Watering the Garden
Each year, it has been challenging to get water to all parts of our 1/4-acre garden. We have water rights along our ditch, which means we get all the water in the ditch for 1 day every ~2 weeks. While we can do a little flood irrigation, we can’t simply throw the ditch gate wide and hope for the best. That would flood out our garden and erode the little pasture we do have. Top soil is thin and precious in this part of the world.
So this year we are trying something different. First, we tried a shower-wand attached to a long garden hose. But this was a manual watering, as in one of us had to stand out there and walk around watering. For 2-3 hours. Twice a day, if we truly cared.

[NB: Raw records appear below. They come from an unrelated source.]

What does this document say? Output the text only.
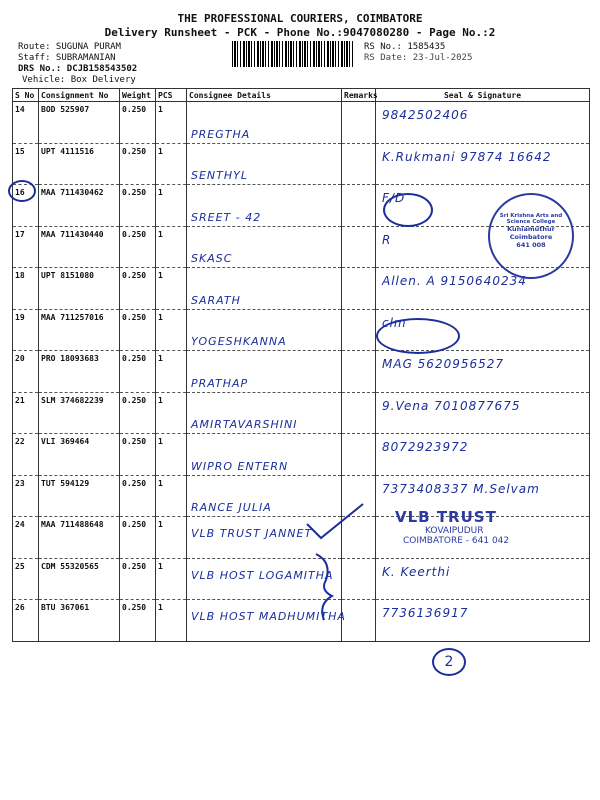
THE PROFESSIONAL COURIERS, COIMBATORE
Delivery Runsheet - PCK - Phone No.:9047080280 - Page No.:2
Route: SUGUNA PURAM
Staff: SUBRAMANIAN
DRS No.: DCJB158543502
Vehicle: Box Delivery
RS No.: 1585435
RS Date: 23-Jul-2025
S No	Consignment No	Weight	PCS	Consignee Details	Remarks	Seal & Signature
14	BOD 525907	0.250	1	PREGTHA		9842502406

15	UPT 4111516	0.250	1	SENTHYL		K.Rukmani 97874 16642

16	MAA 711430462	0.250	1	SREET - 42		F/D

17	MAA 711430440	0.250	1	SKASC		R

18	UPT 8151080	0.250	1	SARATH		Allen. A 9150640234

19	MAA 711257016	0.250	1	YOGESHKANNA		clm

20	PRO 18093683	0.250	1	PRATHAP		MAG 5620956527

21	SLM 374682239	0.250	1	AMIRTAVARSHINI		9.Vena 7010877675

22	VLI 369464	0.250	1	WIPRO ENTERN		8072923972

23	TUT 594129	0.250	1	RANCE JULIA		7373408337 M.Selvam

24	MAA 711488648	0.250	1	VLB TRUST JANNET		

25	CDM 55320565	0.250	1	VLB HOST LOGAMITHA		K. Keerthi

26	BTU 367061	0.250	1	VLB HOST MADHUMITHA		7736136917
Sri Krishna Arts and Science College
Kuniamuthur
Coimbatore
641 008
VLB TRUST
KOVAIPUDUR
COIMBATORE - 641 042
2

Well, after the muscles of my upper back locked up fiercely one afternoon, M3 decided we needed something else.
We purchased two small pumps and have placed them in buckets that have significant holes in the bottom. This whole configuration is then placed in the ditch. The holey buckets keep most of the sand and other debris from the pumps (letting the pumps last longer) and the pumps pump water to our sprinklers. We messed around with a variety and finally found 2 that we like. The typical sprinkler heads that we tried first had fine holes and the sand from the ditch water was clogging them easily.
But these guys are the bomb. They have wide holes, so they don’t clog. One type, we call it the Wobbler, spreads large drops in a circular pattern. It is best on the pasture, as it does tend to miss spots up close and also the large drops can damage newly emerging plants. The second type, we call the Spinner, provides lighter drops. Additionally, the higher the pressure, the more mist-like those drops are. Each of these are put on 3-foot risers in the garden to give the best coverage. On non-ditch days (the majority of the time) we have it set up to run off the faucet (not our first choice, but necessary).
I love these little guys. They are a time saver, give better water coverage than I can manually, are easily supplemented with a ditch-water soak, and save my back to be abused by other farm chores.